How will SpaceX and Tesla coexist in public markets?
Musk often shifts trusted lieutenants between his companies to work on his highest-priority projects—for example, several of xAI’s key early staff joined from SpaceX and Tesla when the companies were separate, and employees from several of Musk’s companies worked on his Department of Government Efficiency last year.
More recently, Musk placed Tesla’s top AI executive, Ashok Elluswamy, in charge of an xAI effort known as Macrohard, which has been trying to develop “virtual employees” that can replace white-collar workers. Elluswamy is leading what Musk has described as a combined team that’s working on both xAI’s Macrohard and a virtual AI named after Tesla’s Optimus humanoid robot.

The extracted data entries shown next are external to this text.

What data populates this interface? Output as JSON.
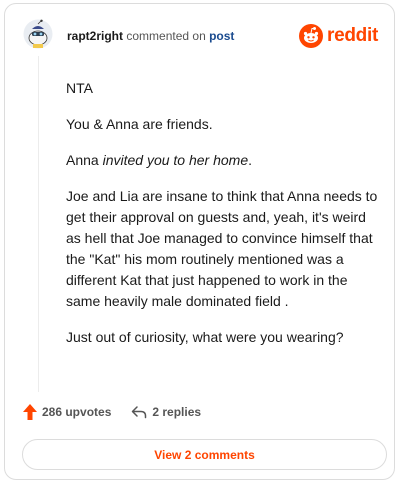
{
  "comment": {
    "username": "rapt2right",
    "action_text": "commented on",
    "post_link": "post",
    "brand": "reddit",
    "paragraphs": {
      "p1": "NTA",
      "p2": "You & Anna are friends.",
      "p3_pre": "Anna ",
      "p3_em": "invited you to her home",
      "p3_post": ".",
      "p4": "Joe and Lia are insane to think that Anna needs to get their approval on guests and, yeah, it's weird as hell that Joe managed to convince himself that the \"Kat\" his mom routinely mentioned was a different Kat that just happened to work in the same heavily male dominated field .",
      "p5": "Just out of curiosity, what were you wearing?"
    }
  },
  "actions": {
    "upvotes": "286 upvotes",
    "replies": "2 replies"
  },
  "view_comments_button": "View 2 comments",
  "colors": {
    "accent": "#ff4500",
    "link": "#1a4b8f",
    "text": "#1a1a1a",
    "border": "#dcdcdc"
  },
  "icons": [
    "snoo-avatar-icon",
    "reddit-logo-icon",
    "upvote-arrow-icon",
    "reply-arrow-icon"
  ]
}
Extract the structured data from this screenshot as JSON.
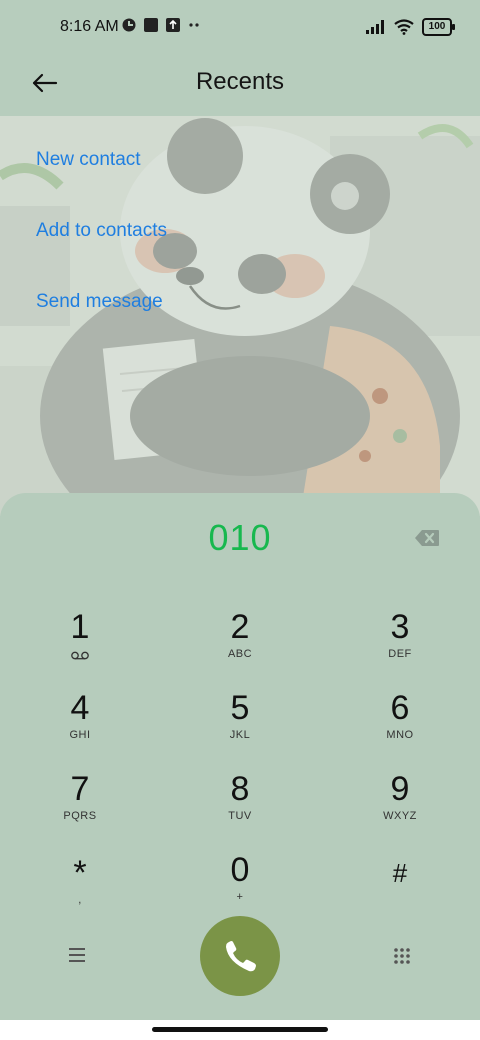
{
  "status_bar": {
    "time": "8:16 AM",
    "battery": "100"
  },
  "header": {
    "title": "Recents"
  },
  "actions": {
    "new_contact": "New contact",
    "add_to_contacts": "Add to contacts",
    "send_message": "Send message"
  },
  "dialer": {
    "number": "010",
    "keys": [
      {
        "digit": "1",
        "letters": ""
      },
      {
        "digit": "2",
        "letters": "ABC"
      },
      {
        "digit": "3",
        "letters": "DEF"
      },
      {
        "digit": "4",
        "letters": "GHI"
      },
      {
        "digit": "5",
        "letters": "JKL"
      },
      {
        "digit": "6",
        "letters": "MNO"
      },
      {
        "digit": "7",
        "letters": "PQRS"
      },
      {
        "digit": "8",
        "letters": "TUV"
      },
      {
        "digit": "9",
        "letters": "WXYZ"
      },
      {
        "digit": "*",
        "letters": ","
      },
      {
        "digit": "0",
        "letters": "+"
      },
      {
        "digit": "#",
        "letters": ""
      }
    ]
  },
  "colors": {
    "accent_link": "#1f7ee0",
    "number": "#17b84e",
    "call_button": "#7b9447",
    "background": "#b7cdbd"
  },
  "icons": [
    "back-arrow-icon",
    "backspace-icon",
    "voicemail-icon",
    "phone-icon",
    "menu-icon",
    "dialpad-icon"
  ]
}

While such moves aren’t that unusual for Musk’s companies, SpaceX becoming a public company would almost certainly lead to increased scrutiny of such entanglements, as well as of how Musk himself is dividing his time between SpaceX and Tesla. Tesla also invested $2 billion in xAI shortly before SpaceX acquired it, so Tesla now has an equity stake in the combined company.
Another question is whether investors will evaluate SpaceX and Tesla on their own terms, or whether they will view both companies as a single entity under Musk’s control. Musk has even hinted that he could one day merge all of his companies, saying in November that they’re all “trending toward convergence.”